On that morning her dull eyes kept an unwavering, unwinking watch over the coffee making; as they always did over every encroachment upon her rights. Her heavy eyelids were only partially lifted, yet not a movement of Miss Penelope's restless little body, not a gesture of her nervous little hands was allowed to escape. Now that the coffee was nearly ready, Miss Penelope had become rather more composed. She still stood guard over the coffee-pot; she never left it till she carried it to the table with her own hands, but she was lapsing into a sort of spent silence. She merely sighed at intervals with the contented weariness that comes from a sense of duty well done. But her half-sister still eyed her as a fat, motionless spider eyes a buzzing little fly which is ceasing to flutter. Miss Penelope had not observed a large pewter cup resting on the floor near the widow Broadnax's chair. It had been left there by a careless servant, who had used a portion of the mixture of red paint and sour buttermilk with which it was filled, to give the wide hearth its fine daily gloss. Miss Penelope had not observed it because she was always oblivious to everything else while hanging over the coffee-pot. The widow Broadnax had seen the cup at once because it was slightly in the way of her foot; and she was quick enough to notice the least discomfort. But she had not immediately perceived the longed-for opportunity which it gave her. That came like an inspiration a few moments later, when Miss Penelope was off guard for an instant. Her back was turned only long enough for her to go to the table and see if the tray was ready for the coffee-pot, but the widow Broadnax found this plenty of time. With a quickness truly surprising in one of her habitual slowness, she swooped down and seized the cup of buttermilk and paint. In a flash she lifted the lid of the coffee-pot, poured the contents of the cup in the coffee, set the empty cup down in its place, and was back again, resting among the cushions as if she had never stirred, when poor little Miss Penelope, all unsuspecting, returned to her post.
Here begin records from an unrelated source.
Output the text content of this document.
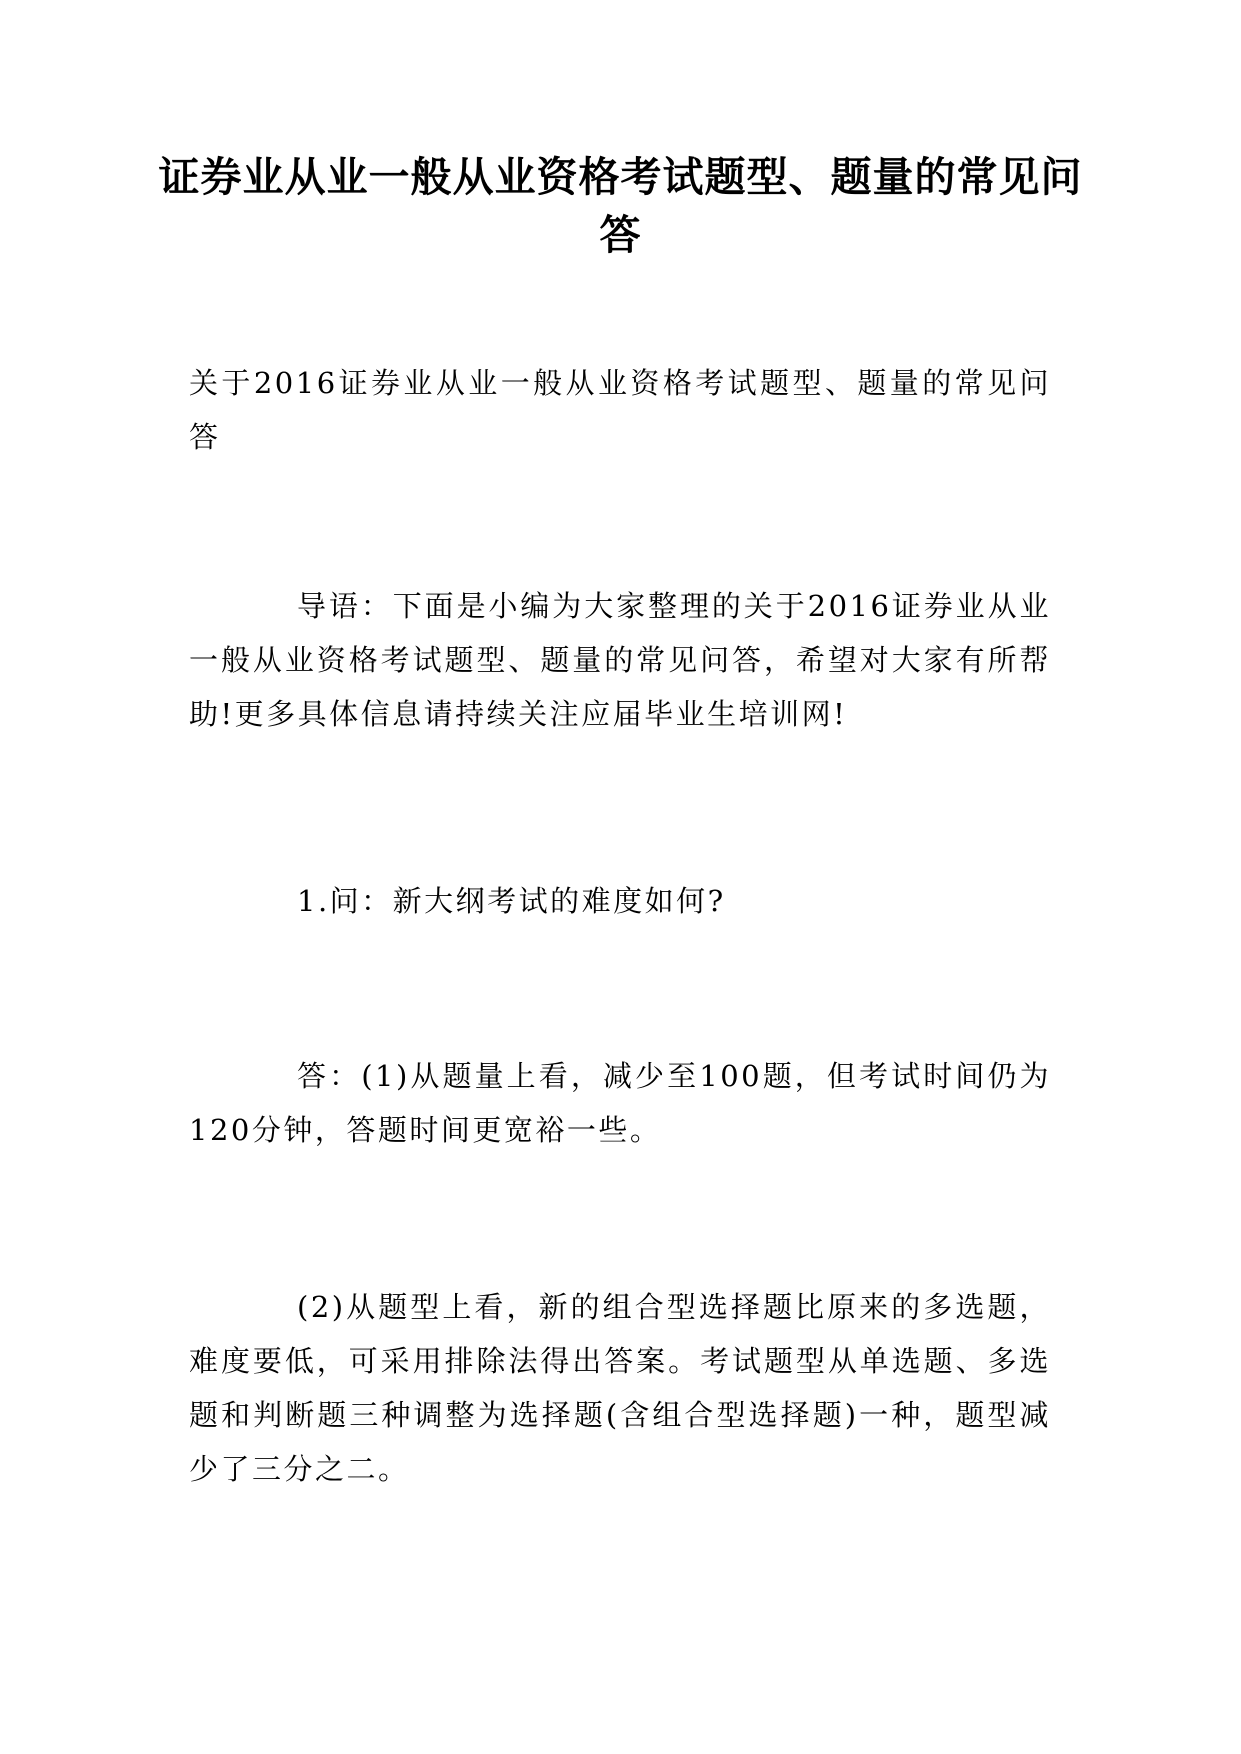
证券业从业一般从业资格考试题型、题量的常见问答
关于2016证券业从业一般从业资格考试题型、题量的常见问答
导语：下面是小编为大家整理的关于2016证券业从业一般从业资格考试题型、题量的常见问答，希望对大家有所帮助!更多具体信息请持续关注应届毕业生培训网!
1.问：新大纲考试的难度如何?
答：(1)从题量上看，减少至100题，但考试时间仍为120分钟，答题时间更宽裕一些。
(2)从题型上看，新的组合型选择题比原来的多选题，难度要低，可采用排除法得出答案。考试题型从单选题、多选题和判断题三种调整为选择题(含组合型选择题)一种，题型减少了三分之二。
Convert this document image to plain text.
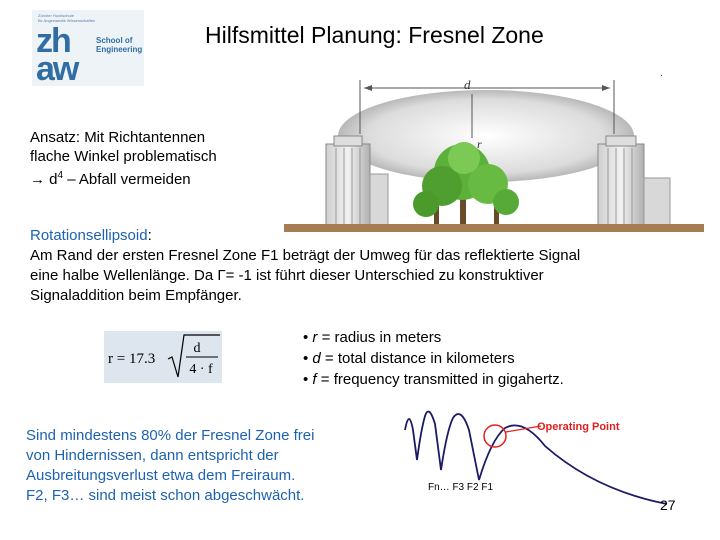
Zürcher Hochschule
für Angewandte Wissenschaften
zh
aw
School of
Engineering
Hilfsmittel Planung: Fresnel Zone
.
d
r
Ansatz: Mit Richtantennen
flache Winkel problematisch
→ $d^4$ – Abfall vermeiden
Rotationsellipsoid:
Am Rand der ersten Fresnel Zone F1 beträgt der Umweg für das reflektierte Signal
eine halbe Wellenlänge. Da Γ= -1 ist führt dieser Unterschied zu konstruktiver
Signaladdition beim Empfänger.
r = 17.3
d
4 · f
• r = radius in meters
• d = total distance in kilometers
• f = frequency transmitted in gigahertz.
Sind mindestens 80% der Fresnel Zone frei
von Hindernissen, dann entspricht der
Ausbreitungsverlust etwa dem Freiraum.
F2, F3… sind meist schon abgeschwächt.
Operating Point
Fn… F3 F2 F1
27
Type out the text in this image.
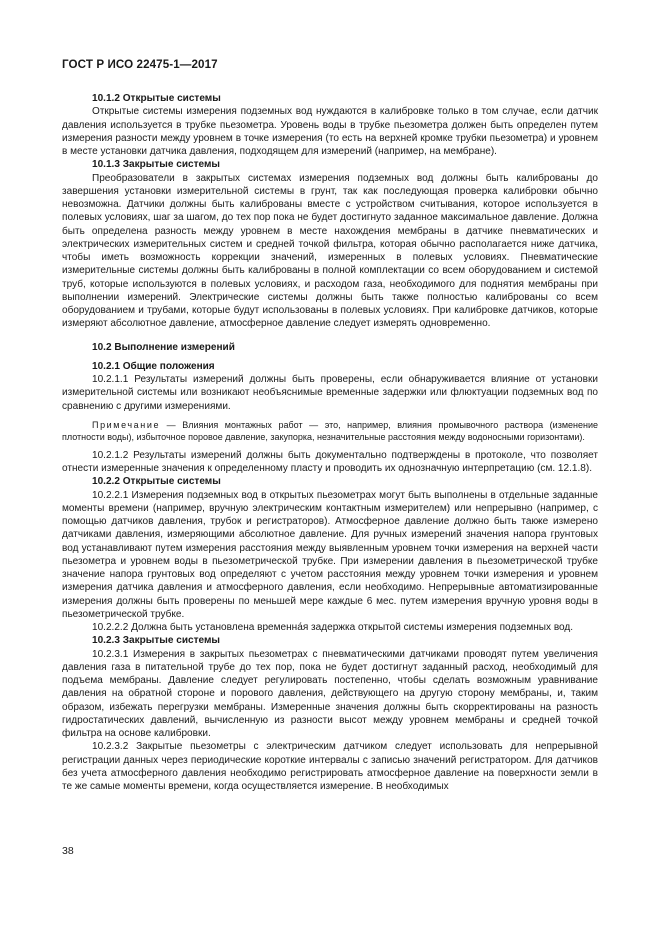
ГОСТ Р ИСО 22475-1—2017
10.1.2 Открытые системы

Открытые системы измерения подземных вод нуждаются в калибровке только в том случае, если датчик давления используется в трубке пьезометра. Уровень воды в трубке пьезометра должен быть определен путем измерения разности между уровнем в точке измерения (то есть на верхней кромке трубки пьезометра) и уровнем в месте установки датчика давления, подходящем для измерений (например, на мембране).

10.1.3 Закрытые системы

Преобразователи в закрытых системах измерения подземных вод должны быть калиброваны до завершения установки измерительной системы в грунт, так как последующая проверка калибровки обычно невозможна. Датчики должны быть калиброваны вместе с устройством считывания, которое используется в полевых условиях, шаг за шагом, до тех пор пока не будет достигнуто заданное максимальное давление. Должна быть определена разность между уровнем в месте нахождения мембраны в датчике пневматических и электрических измерительных систем и средней точкой фильтра, которая обычно располагается ниже датчика, чтобы иметь возможность коррекции значений, измеренных в полевых условиях. Пневматические измерительные системы должны быть калиброваны в полной комплектации со всем оборудованием и системой труб, которые используются в полевых условиях, и расходом газа, необходимого для поднятия мембраны при выполнении измерений. Электрические системы должны быть также полностью калиброваны со всем оборудованием и трубами, которые будут использованы в полевых условиях. При калибровке датчиков, которые измеряют абсолютное давление, атмосферное давление следует измерять одновременно.

10.2 Выполнение измерений
10.2.1 Общие положения

10.2.1.1 Результаты измерений должны быть проверены, если обнаруживается влияние от установки измерительной системы или возникают необъяснимые временные задержки или флюктуации подземных вод по сравнению с другими измерениями.

Примечание — Влияния монтажных работ — это, например, влияния промывочного раствора (изменение плотности воды), избыточное поровое давление, закупорка, незначительные расстояния между водоносными горизонтами).

10.2.1.2 Результаты измерений должны быть документально подтверждены в протоколе, что позволяет отнести измеренные значения к определенному пласту и проводить их однозначную интерпретацию (см. 12.1.8).

10.2.2 Открытые системы

10.2.2.1 Измерения подземных вод в открытых пьезометрах могут быть выполнены в отдельные заданные моменты времени (например, вручную электрическим контактным измерителем) или непрерывно (например, с помощью датчиков давления, трубок и регистраторов). Атмосферное давление должно быть также измерено датчиками давления, измеряющими абсолютное давление. Для ручных измерений значения напора грунтовых вод устанавливают путем измерения расстояния между выявленным уровнем точки измерения на верхней части пьезометра и уровнем воды в пьезометрической трубке. При измерении давления в пьезометрической трубке значение напора грунтовых вод определяют с учетом расстояния между уровнем точки измерения и уровнем измерения датчика давления и атмосферного давления, если необходимо. Непрерывные автоматизированные измерения должны быть проверены по меньшей мере каждые 6 мес. путем измерения вручную уровня воды в пьезометрической трубке.

10.2.2.2 Должна быть установлена временна́я задержка открытой системы измерения подземных вод.

10.2.3 Закрытые системы

10.2.3.1 Измерения в закрытых пьезометрах с пневматическими датчиками проводят путем увеличения давления газа в питательной трубе до тех пор, пока не будет достигнут заданный расход, необходимый для подъема мембраны. Давление следует регулировать постепенно, чтобы сделать возможным уравнивание давления на обратной стороне и порового давления, действующего на другую сторону мембраны, и, таким образом, избежать перегрузки мембраны. Измеренные значения должны быть скорректированы на разность гидростатических давлений, вычисленную из разности высот между уровнем мембраны и средней точкой фильтра на основе калибровки.

10.2.3.2 Закрытые пьезометры с электрическим датчиком следует использовать для непрерывной регистрации данных через периодические короткие интервалы с записью значений регистратором. Для датчиков без учета атмосферного давления необходимо регистрировать атмосферное давление на поверхности земли в те же самые моменты времени, когда осуществляется измерение. В необходимых

38
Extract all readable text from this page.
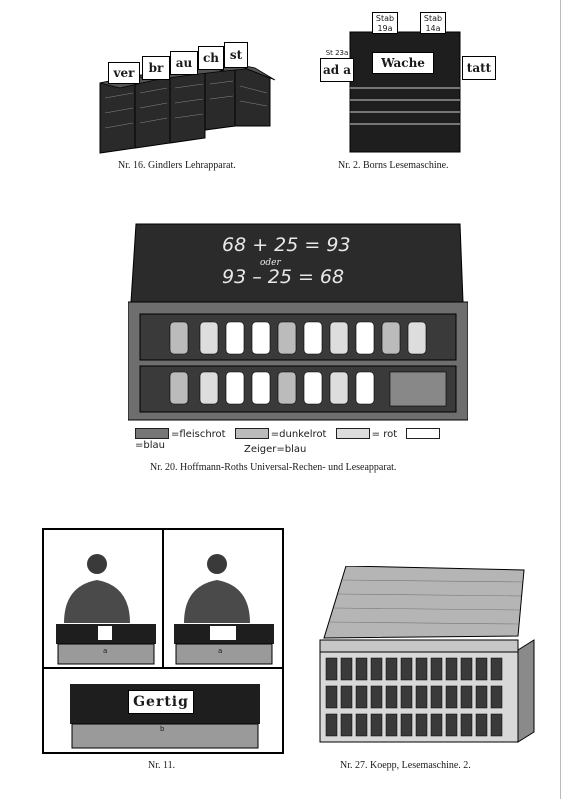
ver	br	au ch st
Nr. 16. Gindlers Lehrapparat.
Stab 19a
Stab 14a
St 23a
ad a	Wache	tatt
Nr. 2. Borns Lesemaschine.
68 + 25 = 93
oder
93 – 25 = 68
=fleischrot	=dunkelrot	= rot =blau	Zeiger=blau
Nr. 20. Hoffmann-Roths Universal-Rechen- und Leseapparat.
a	a
Gertig
b
Nr. 11.	Nr. 27. Koepp, Lesemaschine. 2.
"You really must get up, Sister Molly," that lady said resolutely, renewing an altercation. "I hid the pantry keys under your chair cushions at supper, last night. That's always the safest place. But I forgot to take them out before you sat down. And you must get up—there isn't enough sugar for the coffee."

"Let me," said Ruth, coming forward with a smile, in her pretty, coaxing way.

When the antagonism between the sisters broke into open hostility, it was nearly always she who managed to soothe them and restore a temporary semblance of peace—for beyond that no mortal power could go. She now prevailed upon the widow Broadnax to rise with her assistance, thus securing the keys, and when that lady was once on her feet she was easier to move, so that Ruth now led her to her place at the breakfast table without further trouble. There was, however, always more or less trouble about the place itself. It was but woman nature to feel it to be very hard for a whole sister to sit at the side of the table while a half sister sat at its head. The judge always did what he could to spare her feelings, and Miss Penelope's at the same time. He was a bachelor, and held women in the half-gallant, half-humorous regard which sets the bachelor apart from the married man, and places him at a disadvantage which he is commonly unaware of. The judge thought he understood the distinctively feminine weaknesses particularly well, and that he made uncommonly large allowance for them, as the bachelor always thinks and never does. And then when the quarrel reached a crisis, and he was entirely at the end of his resources for keeping the peace, he could always threaten to take to the woods, and that usually brought a short truce.

"Ruth, my dear, what's all this about some stranger's bringing you home last night?" he inquired, taking his seat at the foot of the table. "Where were you, William? and what were you doing? You shouldn't have taken Ruth to such a place, or anywhere, if you couldn't take care of her," with unusual severity.